S&P did announce modifications to its broader S&P Total Market Index and Dow Jones U.S. Total Stock Market Index, creating a pathway for SpaceX to join those lesser-followed benchmarks.

 

SpaceX has received more favorable treatment elsewhere in the index landscape. Nasdaq has already amended its rules to make it easier for SpaceX, Anthropic, and other newly listed megacaps to join the Nasdaq 100, meaning Nasdaq 100 index funds will be required to buy a sizeable portion of publicly available SpaceX shares upon that inclusion.

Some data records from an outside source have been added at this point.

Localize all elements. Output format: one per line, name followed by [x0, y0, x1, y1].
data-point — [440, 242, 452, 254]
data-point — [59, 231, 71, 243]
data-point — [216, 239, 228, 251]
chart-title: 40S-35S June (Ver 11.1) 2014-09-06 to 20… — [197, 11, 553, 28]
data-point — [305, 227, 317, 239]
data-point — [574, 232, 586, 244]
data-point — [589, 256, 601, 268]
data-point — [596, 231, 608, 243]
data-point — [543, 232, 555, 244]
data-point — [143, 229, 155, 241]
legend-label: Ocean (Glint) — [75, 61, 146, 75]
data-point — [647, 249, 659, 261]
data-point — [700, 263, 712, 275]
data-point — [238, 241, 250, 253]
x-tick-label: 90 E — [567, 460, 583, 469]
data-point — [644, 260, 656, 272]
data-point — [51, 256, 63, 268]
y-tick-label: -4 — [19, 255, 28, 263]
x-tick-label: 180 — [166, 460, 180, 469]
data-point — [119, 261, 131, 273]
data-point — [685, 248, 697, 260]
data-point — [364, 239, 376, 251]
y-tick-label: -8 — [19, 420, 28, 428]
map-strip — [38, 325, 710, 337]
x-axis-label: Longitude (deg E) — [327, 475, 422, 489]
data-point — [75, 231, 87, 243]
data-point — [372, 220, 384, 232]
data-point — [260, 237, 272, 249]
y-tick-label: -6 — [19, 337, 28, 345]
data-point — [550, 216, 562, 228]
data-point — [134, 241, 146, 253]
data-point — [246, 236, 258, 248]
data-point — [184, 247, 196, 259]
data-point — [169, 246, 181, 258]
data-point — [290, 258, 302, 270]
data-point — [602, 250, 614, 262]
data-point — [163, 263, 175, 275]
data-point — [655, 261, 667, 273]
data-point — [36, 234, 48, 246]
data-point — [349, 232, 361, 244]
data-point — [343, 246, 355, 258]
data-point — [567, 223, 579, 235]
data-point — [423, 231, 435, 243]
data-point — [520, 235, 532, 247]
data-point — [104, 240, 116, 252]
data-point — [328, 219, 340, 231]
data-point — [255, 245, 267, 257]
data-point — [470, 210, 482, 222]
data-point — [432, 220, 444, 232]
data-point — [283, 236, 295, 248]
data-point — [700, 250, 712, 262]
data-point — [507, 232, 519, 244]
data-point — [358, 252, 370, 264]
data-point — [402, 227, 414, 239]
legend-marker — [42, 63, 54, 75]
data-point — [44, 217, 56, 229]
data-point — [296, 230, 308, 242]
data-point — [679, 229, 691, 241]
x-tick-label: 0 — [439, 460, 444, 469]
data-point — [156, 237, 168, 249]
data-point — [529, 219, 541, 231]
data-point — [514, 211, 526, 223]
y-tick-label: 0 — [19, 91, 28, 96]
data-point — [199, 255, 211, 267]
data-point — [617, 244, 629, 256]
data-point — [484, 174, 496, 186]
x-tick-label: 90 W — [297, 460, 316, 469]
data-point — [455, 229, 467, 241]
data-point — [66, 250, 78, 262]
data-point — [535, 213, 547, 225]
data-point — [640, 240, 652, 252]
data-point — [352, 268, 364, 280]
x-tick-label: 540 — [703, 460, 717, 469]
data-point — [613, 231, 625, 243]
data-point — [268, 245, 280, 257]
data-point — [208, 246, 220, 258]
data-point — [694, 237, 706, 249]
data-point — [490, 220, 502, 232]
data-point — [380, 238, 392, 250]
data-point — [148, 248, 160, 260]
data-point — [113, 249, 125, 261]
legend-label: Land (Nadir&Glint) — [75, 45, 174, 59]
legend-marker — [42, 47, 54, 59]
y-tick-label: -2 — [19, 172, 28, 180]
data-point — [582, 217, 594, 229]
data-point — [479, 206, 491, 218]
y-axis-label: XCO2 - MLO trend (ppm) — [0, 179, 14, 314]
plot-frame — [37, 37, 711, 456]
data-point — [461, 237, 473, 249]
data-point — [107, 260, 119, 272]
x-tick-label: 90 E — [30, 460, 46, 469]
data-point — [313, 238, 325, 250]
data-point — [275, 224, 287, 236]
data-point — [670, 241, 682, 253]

FTSE Russell has also announced fast-entry rules under which SpaceX has become eligible for the Russell U.S. Equity Indexes and the FTSE Global Equity Index Series.

 

Elon Musk's approach to the SpaceX IPO has diverged from conventional practice in several respects, including plans to give retail investors a larger role in share allocations, a governance structure designed to preserve strong founder control, and the push for early index inclusion — the last of which S&P has now declined to accommodate.

 

The S&P 500's decision underscores the tension between exchange operators' efforts to attract richly valued private firms and the rules-based frameworks that have long governed index composition. With SpaceX, Anthropic, and OpenAI each edging closer to public offerings, index providers face mounting pressure to adapt — though S&P's ruling signals that at least one of the most influential benchmarks will hold its existing standards firm, regardless of the size of the company seeking entry.